The first limitation of the current study relates to the distribution of the survey-time variable. The data-collection protocol means that most patients were sent a questionnaire 0-3 weeks after discharge, with a maximum of 41 days for individual patients. It would be useful to have knowledge about the potential effects of a longer time span, such as the effects of a model with surveys sent 1 month versus 2 months after discharge. The second potential limitation of the current study is the response rate. In general, postal surveys have lower response rates than other data collection modes [3]. The response rate in the current study is in line with other Norwegian national patient experience surveys. Non-response bias occurs when the main variables differ systematically between respondents and respondents [22]. In our study, the main question relates to differences between respondent groups, and hence non-response bias is of less concern. However, response rates might be lower in surveys with a longer time between discharge and postal mailing [12, 13]. Consequently, the association between survey timing and the response rate is an important consideration when designing data-collection procedures. A Swiss study found that the response rate was significantly lower for the 9-week group [12] but not for the 5-week group, indicating that satisfactory results regarding response rate can be achieved with surveys mailed 0-5 weeks after discharge.

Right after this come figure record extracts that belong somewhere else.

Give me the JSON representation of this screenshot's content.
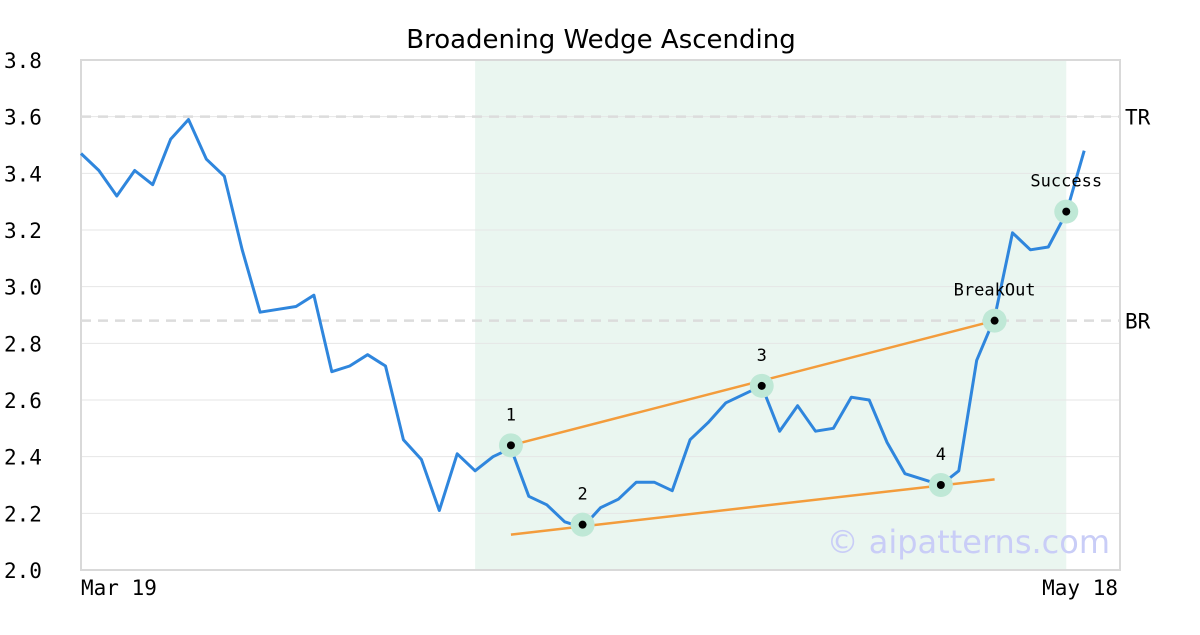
{
  "watermark": "© aipatterns.com",
  "chart_data": {
    "type": "line",
    "title": "Broadening Wedge Ascending",
    "x_tick_labels": [
      "Mar 19",
      "May 18"
    ],
    "x_range": [
      0,
      58
    ],
    "ylim": [
      2.0,
      3.8
    ],
    "y_ticks": [
      2.0,
      2.2,
      2.4,
      2.6,
      2.8,
      3.0,
      3.2,
      3.4,
      3.6,
      3.8
    ],
    "grid": true,
    "series": [
      {
        "color": "#2f86dd",
        "x": [
          0,
          1,
          2,
          3,
          4,
          5,
          6,
          7,
          8,
          9,
          10,
          11,
          12,
          13,
          14,
          15,
          16,
          17,
          18,
          19,
          20,
          21,
          22,
          23,
          24,
          25,
          26,
          27,
          28,
          29,
          30,
          31,
          32,
          33,
          34,
          35,
          36,
          37,
          38,
          39,
          40,
          41,
          42,
          43,
          44,
          45,
          46,
          47,
          48,
          49,
          50,
          51,
          52,
          53,
          54,
          55,
          56,
          57
        ],
        "values": [
          3.47,
          3.41,
          3.32,
          3.41,
          3.36,
          3.52,
          3.59,
          3.45,
          3.39,
          3.13,
          2.91,
          2.92,
          2.93,
          2.97,
          2.7,
          2.72,
          2.76,
          2.72,
          2.46,
          2.39,
          2.21,
          2.41,
          2.35,
          2.4,
          2.43,
          2.26,
          2.23,
          2.17,
          2.15,
          2.22,
          2.25,
          2.31,
          2.31,
          2.28,
          2.46,
          2.52,
          2.59,
          2.62,
          2.65,
          2.49,
          2.58,
          2.49,
          2.5,
          2.61,
          2.6,
          2.45,
          2.34,
          2.32,
          2.3,
          2.35,
          2.74,
          2.89,
          3.19,
          3.13,
          3.14,
          3.26,
          3.48,
          null
        ]
      }
    ],
    "shaded_region": {
      "x_start": 22,
      "x_end": 55,
      "color": "#eaf6f0"
    },
    "levels": [
      {
        "label": "TR",
        "value": 3.6
      },
      {
        "label": "BR",
        "value": 2.88
      }
    ],
    "trend_lines": [
      {
        "color": "#f39c3c",
        "x1": 24,
        "y1": 2.44,
        "x2": 51,
        "y2": 2.88
      },
      {
        "color": "#f39c3c",
        "x1": 24,
        "y1": 2.125,
        "x2": 51,
        "y2": 2.32
      }
    ],
    "markers": [
      {
        "label": "1",
        "x": 24,
        "y": 2.44
      },
      {
        "label": "2",
        "x": 28,
        "y": 2.16
      },
      {
        "label": "3",
        "x": 38,
        "y": 2.65
      },
      {
        "label": "4",
        "x": 48,
        "y": 2.3
      },
      {
        "label": "BreakOut",
        "x": 51,
        "y": 2.88
      },
      {
        "label": "Success",
        "x": 55,
        "y": 3.265
      }
    ]
  }
}
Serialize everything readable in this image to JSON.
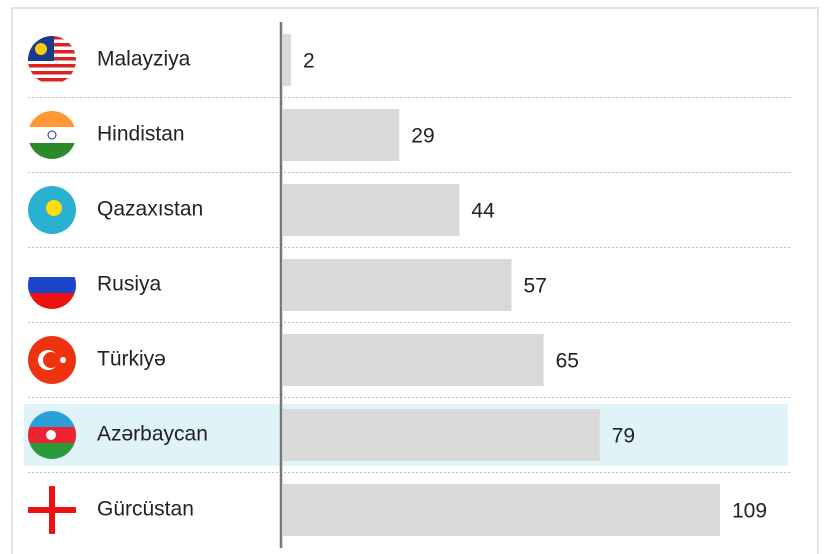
{
  "chart_data": {
    "type": "barh",
    "categories": [
      "Malayziya",
      "Hindistan",
      "Qazaxıstan",
      "Rusiya",
      "Türkiyə",
      "Azərbaycan",
      "Gürcüstan"
    ],
    "values": [
      2,
      29,
      44,
      57,
      65,
      79,
      109
    ],
    "color": "#d9d9d9",
    "highlight": "Azərbaycan",
    "highlight_color": "#dff3f8"
  }
}
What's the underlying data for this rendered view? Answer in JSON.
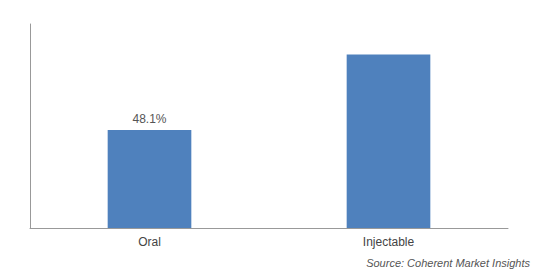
{
  "chart_data": {
    "type": "bar",
    "categories": [
      "Oral",
      "Injectable"
    ],
    "values": [
      48.1,
      85.0
    ],
    "colors": [
      "#4f81bd",
      "#4f81bd"
    ],
    "data_labels": true,
    "value_labels": [
      "48.1%",
      null
    ],
    "annotations": [
      "Source: Coherent Market Insights"
    ],
    "ylim": [
      0,
      100
    ],
    "yticks": [],
    "grid": false,
    "tick_labels": "x"
  }
}
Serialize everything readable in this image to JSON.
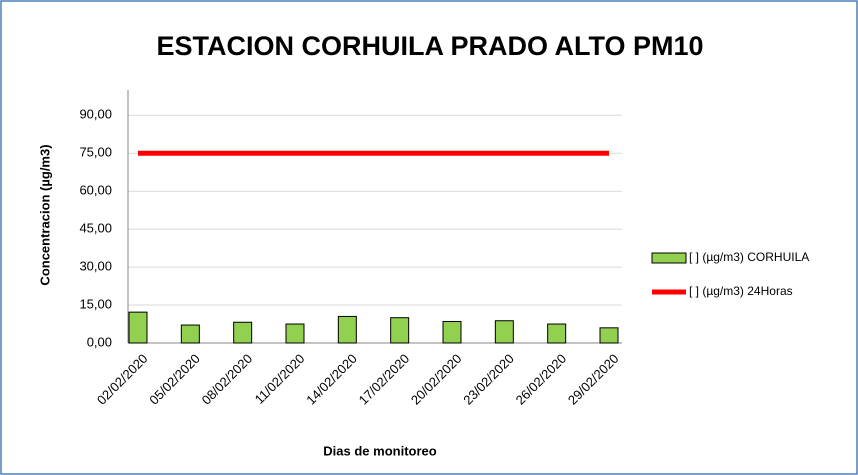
{
  "chart_data": {
    "type": "bar",
    "title": "ESTACION CORHUILA PRADO ALTO PM10",
    "x_label": "Dias de monitoreo",
    "y_label": "Concentracion (µg/m3)",
    "categories": [
      "02/02/2020",
      "05/02/2020",
      "08/02/2020",
      "11/02/2020",
      "14/02/2020",
      "17/02/2020",
      "20/02/2020",
      "23/02/2020",
      "26/02/2020",
      "29/02/2020"
    ],
    "series": [
      {
        "name": "[ ] (µg/m3) CORHUILA",
        "type": "bar",
        "color": "#92d050",
        "values": [
          12.2,
          7.1,
          8.2,
          7.5,
          10.5,
          10,
          8.5,
          8.8,
          7.5,
          6
        ]
      },
      {
        "name": "[ ] (µg/m3)  24Horas",
        "type": "line",
        "color": "#ff0000",
        "values": [
          75,
          75,
          75,
          75,
          75,
          75,
          75,
          75,
          75,
          75
        ]
      }
    ],
    "ylim": [
      0,
      100
    ],
    "yticks": [
      {
        "value": 0,
        "label": "0,00"
      },
      {
        "value": 15,
        "label": "15,00"
      },
      {
        "value": 30,
        "label": "30,00"
      },
      {
        "value": 45,
        "label": "45,00"
      },
      {
        "value": 60,
        "label": "60,00"
      },
      {
        "value": 75,
        "label": "75,00"
      },
      {
        "value": 90,
        "label": "90,00"
      }
    ],
    "grid": true,
    "legend": "right"
  }
}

A third possible limitation of the study concerns its observational research design, causing uncertainty related to potential confounding variables. The gold standard for effect research is randomized trials, in which the aim is for only random variations to exist between study groups and for there to be a direct link between intervention and effect. However, a multicentre randomized trial on this topic would present large practical and methodological challenges, both regarding which time frames to use (intervention) and how to apply sample frames and randomization across hospitals. Another suitable design could have been a longitudinal approach, but that was not possible in this study. The present study adjusted for the most important sociodemographic predictors of patient experiences and patient satisfaction, reducing the probability of confounding effects related to variables not included. The study was based on data from all hospitals in Norway, and the survey-time variable was registered and analyzed as a continuous variable at the individual level. The former feature increased the external relevance of the study, and the latter gave the opportunity to use survey time in days in the analysis, providing more detailed information than only groups based on, say, weeks or months.

Conclusions

Survey time was significantly and negatively related to three of the six scales for patient-reported experiences with hospitals. Large-scale hospital comparisons of patient-reported experiences should consider survey time as an adjustment factor if it is not standardized across hospitals. The generalizability of the survey-time effect to other topics and other modes is uncertain, but a negative association has been found in most of the other studies referenced, including patient populations in primary care and hospital in- and outpatient care. However, more high-quality research on this topic is needed, including studies with other population groups, other data collection modes and a longer time span.